Presidential candidate José Raúl Mulino, the protégé of former President Ricardo Martinelli who leads the polls for the May 5 elections in Panama, promised on Tuesday to “close” the Darién jungle to migrants heading to the United States.

“We are going to close Darién and we are going to repatriate all these people as appropriate, respecting human rights,” Mulino told reporters during an electoral tour of Las Mañanitas, a working-class suburb of the Panamanian capital.

The 266 km long and 575,000 hectare jungle border between Colombia and Panama has become in recent years a corridor for migrants trying to reach the United States from South America.

More than 520,000 people, mostly Venezuelans, crossed the inhospitable jungle in 2023. This year more than 120,000 have made the journey, according to official figures.

“The U.S. border instead of Texas has moved to Panama. So we have to do trilateral work [among the United States, Colombia and Panama] and they have to understand that Panama is not a country of transit for immigrants,” said Mulino, who was Martinelli’s Minister of Security (2009-2014).

Mulino did not say what measures he would take to close the passage through Darién.

I cannot pardon Martinelli

The 64-year-old lawyer denied that if he wins the presidency, he will pardon Martinelli, who took asylum two months ago in the Nicaraguan embassy to avoid a sentence of almost 11 years in prison for money laundering. President Daniel Ortega immediately granted him asylum, but the Panamanian government denied him safe conduct to leave for Managua.

After the conviction, the Electoral Tribunal disqualified Martinelli as a candidate at a time when he was leading the polls and was replaced by Mulino, his running mate for the vice presidency.

“First, I cannot grant pardons for this. Second, what he [Martinelli] wants is a review of his process with justice and to be able to clarify his innocence and prove that the whole trial was a farce to put him outside the electoral race,” said Mulino.

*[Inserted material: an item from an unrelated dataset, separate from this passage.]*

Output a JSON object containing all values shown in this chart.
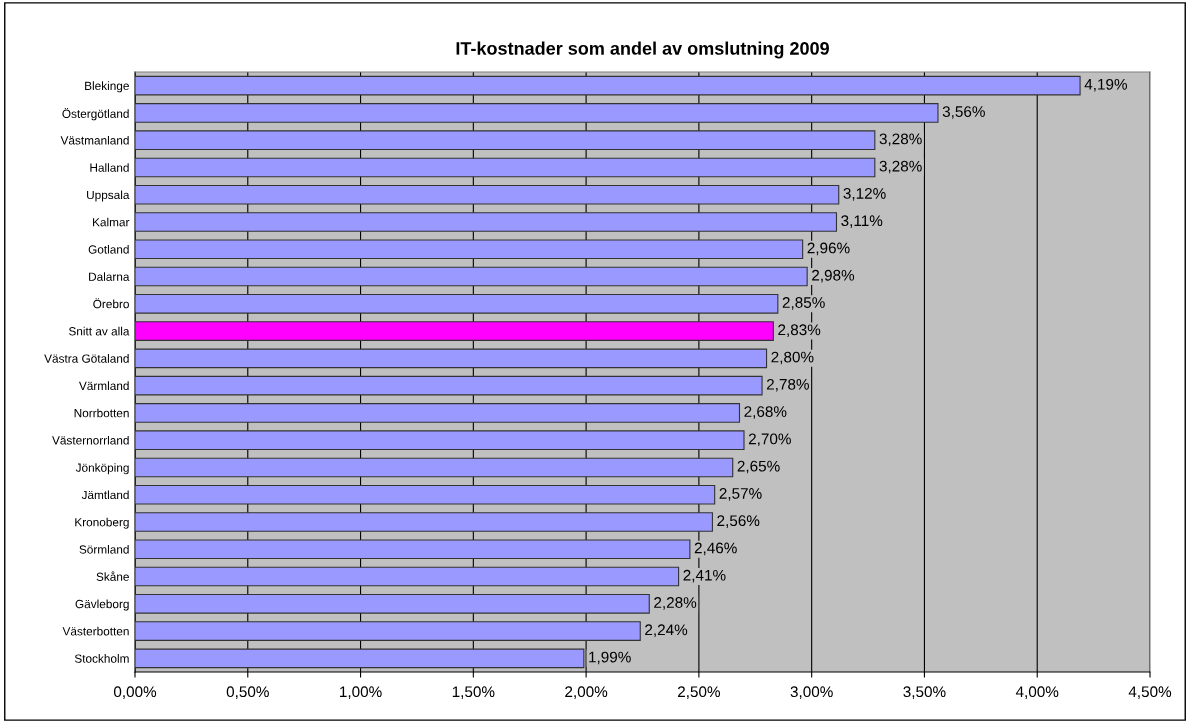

“The [Panamanian] government has shown that it is going to respect it [the Nicaraguan Embassy]. Let’s not have what happened in Ecuador, right? And that is good,” added Mulino, alluding to the police assault on the Mexican legation in Quito on April 5 to arrest former Ecuadorian Vice President Jorge Glas.

Despite his conviction, Martinelli has the support of many Panamanians who remember with nostalgia the country’s economic bonanza during his government.

It would be a farce

Less than 20 days before the elections, Mulino has the highest voting intention (34%), followed by fellow opposition and center-right lawyer Ricardo Lombana (15%) and former social democrat president Martín Torrijos (13%), according to a Doxa poll published on Monday.

Eight candidates are competing in the elections, which are decided by simple majority in a single round. However, Mulino faces a judicial hurdle, as the Supreme Court is reviewing a lawsuit over his direct appointment as presidential candidate by Martinelli, without going through party primaries, as established by the electoral code.

“If my candidacy is annulled, for whatever reasons the Court wants, they are going to annul the electoral process, because the process would be a farce if they take me out, as I am the one who is marking first in all the polls,” said Mulino.

So far there is no announced date for the Court’s decision. Mulino was in preventive detention between 2015 and 2016 for alleged corruption, but the Supreme Court annulled the case due to procedural errors.

During the Manuel Antonio Noriega dictatorship (1983-1989), he was one of the leaders of the Civilist Crusade that opposed the general. He later served as foreign minister for President Guillermo Endara (1989-1994) after the U.S. invasion that overthrew Noriega in 1989.